Tractor Supply Closes Big Debt Contract | Zone stocks

Tractor Supply executives have finalized the sale of $ 650 million of 10-year debt that it will use to refinance other loans.

Brentwood-based Tractor Supply will only pay 1.75% interest on its new notes, the sale of which has been handled by a banking group led by Goldman Sachs, Wells Fargo Securities and Regions Securities. Company executives plan to repay the $ 350 million overdue term loan they set up in April as well as the $ 210 million in loans they took out in 2016 and 2017. The retailer now has total long-term debt of $ 987 million, roughly half of its equity.

Tractor Supply Actions (Ticker: TSCO) edged up to $ 133.22 early Friday afternoon. They have climbed nearly 50% year-to-date, bringing the company’s market capitalization to $ 15.5 billion.


HealthStream executives and Truist Bank lenders this week changed the revolving credit agreement they first signed in 2014 to give the local business more financial strength for the next three years.
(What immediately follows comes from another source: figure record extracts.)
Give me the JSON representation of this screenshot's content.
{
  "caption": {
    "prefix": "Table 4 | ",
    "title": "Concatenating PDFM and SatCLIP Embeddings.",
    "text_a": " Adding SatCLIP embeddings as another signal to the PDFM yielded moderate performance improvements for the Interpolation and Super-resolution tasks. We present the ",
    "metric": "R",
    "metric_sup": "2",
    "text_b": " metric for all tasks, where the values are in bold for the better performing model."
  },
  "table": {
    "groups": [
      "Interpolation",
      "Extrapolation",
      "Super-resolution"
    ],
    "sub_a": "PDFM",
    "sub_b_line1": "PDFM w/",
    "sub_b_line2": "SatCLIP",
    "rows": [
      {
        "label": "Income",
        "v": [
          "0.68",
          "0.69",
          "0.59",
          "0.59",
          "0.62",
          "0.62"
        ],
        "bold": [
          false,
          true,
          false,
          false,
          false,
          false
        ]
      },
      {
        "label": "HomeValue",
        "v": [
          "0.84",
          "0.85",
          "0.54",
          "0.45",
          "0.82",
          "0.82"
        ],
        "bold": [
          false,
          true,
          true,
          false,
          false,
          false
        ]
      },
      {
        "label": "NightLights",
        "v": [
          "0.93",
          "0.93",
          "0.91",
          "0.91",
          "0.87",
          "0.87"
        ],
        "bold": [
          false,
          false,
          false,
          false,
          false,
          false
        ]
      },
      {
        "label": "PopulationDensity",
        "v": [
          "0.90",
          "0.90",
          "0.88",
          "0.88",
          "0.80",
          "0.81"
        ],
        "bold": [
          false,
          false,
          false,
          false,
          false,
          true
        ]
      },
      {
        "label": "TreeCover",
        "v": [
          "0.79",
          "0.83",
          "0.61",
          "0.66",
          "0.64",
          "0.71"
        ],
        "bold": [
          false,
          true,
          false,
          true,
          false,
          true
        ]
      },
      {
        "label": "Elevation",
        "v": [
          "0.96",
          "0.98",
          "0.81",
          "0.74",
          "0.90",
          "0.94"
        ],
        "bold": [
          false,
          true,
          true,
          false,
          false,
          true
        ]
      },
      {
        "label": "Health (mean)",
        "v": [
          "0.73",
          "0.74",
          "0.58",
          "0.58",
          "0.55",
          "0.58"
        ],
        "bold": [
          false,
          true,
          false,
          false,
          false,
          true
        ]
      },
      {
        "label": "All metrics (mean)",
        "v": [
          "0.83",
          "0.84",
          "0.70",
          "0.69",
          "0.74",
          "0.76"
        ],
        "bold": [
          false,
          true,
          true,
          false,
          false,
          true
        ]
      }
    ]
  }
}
HealthStream’s new revolver gives the healthcare education and training company an additional $ 15 million – $ 65 million from the previous $ 50 million – as long as its leverage remains below a specified limit and that the company maintains its liquidity at $ 30 million or more.

Of note given that HealthStream CEO Bobby Frist and his team acquired two companies this year: The new gun has increased the amount the company can spend on minority investments in other companies to $ 20 million.

HealthStream shares (symbol: HSTM) were flat at $ 18.34 in Friday afternoon trading. They have lost around 30% of their value since the start of the year.